Januar - was ist los bei mir?

Hallo, Ihr Lieben! Ich hoffe, Ihr seid gut ins neue Jahr gerutscht. Bei uns war es nach Liverpool einige Tage ziemlich ruhig. Dann kam der große 'Bang' und mit einem Schlag war unser halbes Haus ohne Elektrizität. Nun sind die englischen Häuser sicherungstechnisch anders geschaltet, da steckt ein anderer Denkprozess (als z.B. in Deutschland üblich) dahinter. So sind in unserem Haus (aus den 'Swinging Sixties') z. B. alle Steckdosen auf einen Ring geschaltet, dieser Ring hat schlapp gemacht. Die Deckenbeleuchtung hingegen ging in jedem Raum.... auch die Wasseraufbereitung war kein Problem, die Heizung war allerdings aus. Der eilig zur Hilfe gerufene Elektriker diagnostizierte 'Kabelbrand'. Am vergangenen Samstag begann dann die Fehlersuche. Man kann es sich vielleicht vorstellen, ein Haus, gebaut 1965, diverse Besitzer, die neue Küchen, Heizungen und Bad eingebaut haben, da wurde einiges verändert über die Jahre....
Teppichboden und Underlay auf der Treppe wurden hochgenommen - freigelegt wurde eine schöne Holztreppe - vielleicht kann man daraus eine 'Feature' machen?

Die Teppichböden wurden aufgenommen, die Fussbodendielen durchsägt, und das fast in jedem Raum.... tief durchatmen war die Devise. Der Fehler wurde - nach Stunden - und bevor die Bodenfliesen im Bad rausgehackt werden mussten - nachdem ein Küchenoberschrank abgehängt wurde, endlich gefunden und eine 'Umleitung' wurde gebastelt.

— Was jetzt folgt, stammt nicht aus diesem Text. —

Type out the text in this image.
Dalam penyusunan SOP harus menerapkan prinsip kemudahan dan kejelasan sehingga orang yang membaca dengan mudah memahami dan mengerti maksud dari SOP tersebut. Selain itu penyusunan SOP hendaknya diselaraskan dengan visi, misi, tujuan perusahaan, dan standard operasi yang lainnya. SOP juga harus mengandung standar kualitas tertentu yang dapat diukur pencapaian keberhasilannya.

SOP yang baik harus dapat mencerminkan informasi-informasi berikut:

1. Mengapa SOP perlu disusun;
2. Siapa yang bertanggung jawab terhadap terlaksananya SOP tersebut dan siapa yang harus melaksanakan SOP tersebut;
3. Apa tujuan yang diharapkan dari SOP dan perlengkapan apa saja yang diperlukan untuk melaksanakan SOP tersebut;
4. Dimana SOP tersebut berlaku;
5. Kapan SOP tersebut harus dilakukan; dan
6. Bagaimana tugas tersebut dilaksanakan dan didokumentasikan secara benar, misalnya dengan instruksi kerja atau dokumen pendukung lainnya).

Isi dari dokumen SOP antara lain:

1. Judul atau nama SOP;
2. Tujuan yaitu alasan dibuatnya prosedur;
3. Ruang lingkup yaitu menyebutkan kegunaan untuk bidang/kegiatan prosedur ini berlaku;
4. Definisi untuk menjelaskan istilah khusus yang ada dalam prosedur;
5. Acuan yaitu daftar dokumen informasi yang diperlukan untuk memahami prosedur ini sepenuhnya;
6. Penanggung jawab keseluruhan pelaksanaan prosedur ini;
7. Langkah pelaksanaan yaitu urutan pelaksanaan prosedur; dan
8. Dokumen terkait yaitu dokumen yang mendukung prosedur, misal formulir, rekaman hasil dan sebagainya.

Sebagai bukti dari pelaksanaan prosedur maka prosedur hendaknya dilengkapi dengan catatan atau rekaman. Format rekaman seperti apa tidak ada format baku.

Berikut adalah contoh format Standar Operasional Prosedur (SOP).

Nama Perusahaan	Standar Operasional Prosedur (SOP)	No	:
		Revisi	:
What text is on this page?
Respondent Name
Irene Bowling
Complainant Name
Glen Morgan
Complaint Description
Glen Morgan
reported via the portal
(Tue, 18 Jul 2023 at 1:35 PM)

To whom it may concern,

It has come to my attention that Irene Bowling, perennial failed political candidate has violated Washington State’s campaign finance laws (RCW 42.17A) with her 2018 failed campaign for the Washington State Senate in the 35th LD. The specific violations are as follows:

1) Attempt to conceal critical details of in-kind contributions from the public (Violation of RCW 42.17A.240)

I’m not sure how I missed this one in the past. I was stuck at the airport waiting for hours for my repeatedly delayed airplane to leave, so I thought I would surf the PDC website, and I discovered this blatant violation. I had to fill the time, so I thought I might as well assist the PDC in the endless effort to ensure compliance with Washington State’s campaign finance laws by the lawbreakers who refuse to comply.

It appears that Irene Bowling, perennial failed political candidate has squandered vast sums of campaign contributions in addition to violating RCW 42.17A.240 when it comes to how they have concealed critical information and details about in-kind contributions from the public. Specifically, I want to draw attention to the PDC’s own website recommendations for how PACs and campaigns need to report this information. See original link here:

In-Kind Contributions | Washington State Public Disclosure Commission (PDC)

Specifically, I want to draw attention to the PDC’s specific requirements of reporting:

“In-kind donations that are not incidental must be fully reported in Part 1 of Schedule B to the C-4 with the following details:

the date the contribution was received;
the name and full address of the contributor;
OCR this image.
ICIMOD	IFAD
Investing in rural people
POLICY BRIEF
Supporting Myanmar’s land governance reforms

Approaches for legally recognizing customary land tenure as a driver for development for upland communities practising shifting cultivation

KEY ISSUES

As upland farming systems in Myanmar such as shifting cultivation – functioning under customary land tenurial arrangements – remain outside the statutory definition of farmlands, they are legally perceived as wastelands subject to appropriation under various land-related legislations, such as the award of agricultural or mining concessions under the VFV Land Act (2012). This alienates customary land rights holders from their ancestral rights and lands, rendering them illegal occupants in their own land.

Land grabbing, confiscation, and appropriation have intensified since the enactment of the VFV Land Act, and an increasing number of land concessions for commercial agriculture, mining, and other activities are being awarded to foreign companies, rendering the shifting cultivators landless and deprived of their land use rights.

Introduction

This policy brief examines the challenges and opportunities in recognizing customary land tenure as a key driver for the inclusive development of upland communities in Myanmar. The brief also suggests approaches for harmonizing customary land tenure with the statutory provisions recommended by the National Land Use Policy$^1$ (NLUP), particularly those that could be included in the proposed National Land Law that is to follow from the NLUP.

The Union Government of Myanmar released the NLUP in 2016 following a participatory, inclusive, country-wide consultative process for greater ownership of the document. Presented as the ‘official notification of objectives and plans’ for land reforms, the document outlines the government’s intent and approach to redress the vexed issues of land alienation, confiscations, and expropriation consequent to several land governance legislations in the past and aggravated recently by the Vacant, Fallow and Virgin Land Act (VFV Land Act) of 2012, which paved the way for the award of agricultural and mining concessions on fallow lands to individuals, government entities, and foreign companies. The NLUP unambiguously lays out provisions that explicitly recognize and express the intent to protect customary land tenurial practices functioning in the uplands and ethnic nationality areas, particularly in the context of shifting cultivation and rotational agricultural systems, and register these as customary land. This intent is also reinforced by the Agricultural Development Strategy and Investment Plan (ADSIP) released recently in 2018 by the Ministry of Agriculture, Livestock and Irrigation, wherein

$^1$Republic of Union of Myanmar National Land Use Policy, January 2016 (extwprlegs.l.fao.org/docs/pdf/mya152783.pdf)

Leider funktionieren jetzt Abluft und Steckdose fürs Bad noch nicht, das sie in der Umleitung liegen, aber dieses kleine Problemchen beheben wir sicher auch noch....




  
Der Elektriker kommt am Wochenende wieder, dann werden nämlich noch die elektrischen Heizkörper - die kommen übrigens von hier - einzeln abgesichert, also wieder alles hochnehmen etc. aber da bin ich sowas von 'CALM'. Werde mich vielleicht durch ein bisschen SALE Shopping ablenken?
Dann ist Schwiegermutter zweimal gefallen, zum Glück ist nichts gebrochen, aber sie hat sich Beine und Ellenbogen ziemlich abgeschürft und durch häufiges Baden der Wunden (This is how we always did it!) hat sich ein Bein nun entzündet und erfordert dauernde Besuche in der Arztpraxis sowie Antibiotika.... hoffen wir das Beste. Weiteres Baden der Wunden wurde ihr untersagt, aber daran wird sie sich nicht halten, das hat sie bereits kundgetan, schliesslich 'haben wir das immer so gemacht!'
Und was mache ich in dem ganzen Chaos? Diät, was sonst! Wer es auch einmal versuchen will, ich halte mich an kein Programm, denn das funktioniert bei mir sowieso nicht. Ich habe mir lediglich die APP FitnessPal runtergeladen und das fluppt. Ich esse, was ich will - ist manchmal ein bisschen einseitig - daher nicht wirklich 'blogfähig', aber die permanente Dokumentation der vertilgten Nahrungsmittel etc wirkt. Das Gewicht fällt und ich werde in einem nächsten Post ausführlicher berichten. 
Also, dies ist erst einmal ein Zwischenbericht. Seid herzlich gegrüßt und schaut wieder vorbei!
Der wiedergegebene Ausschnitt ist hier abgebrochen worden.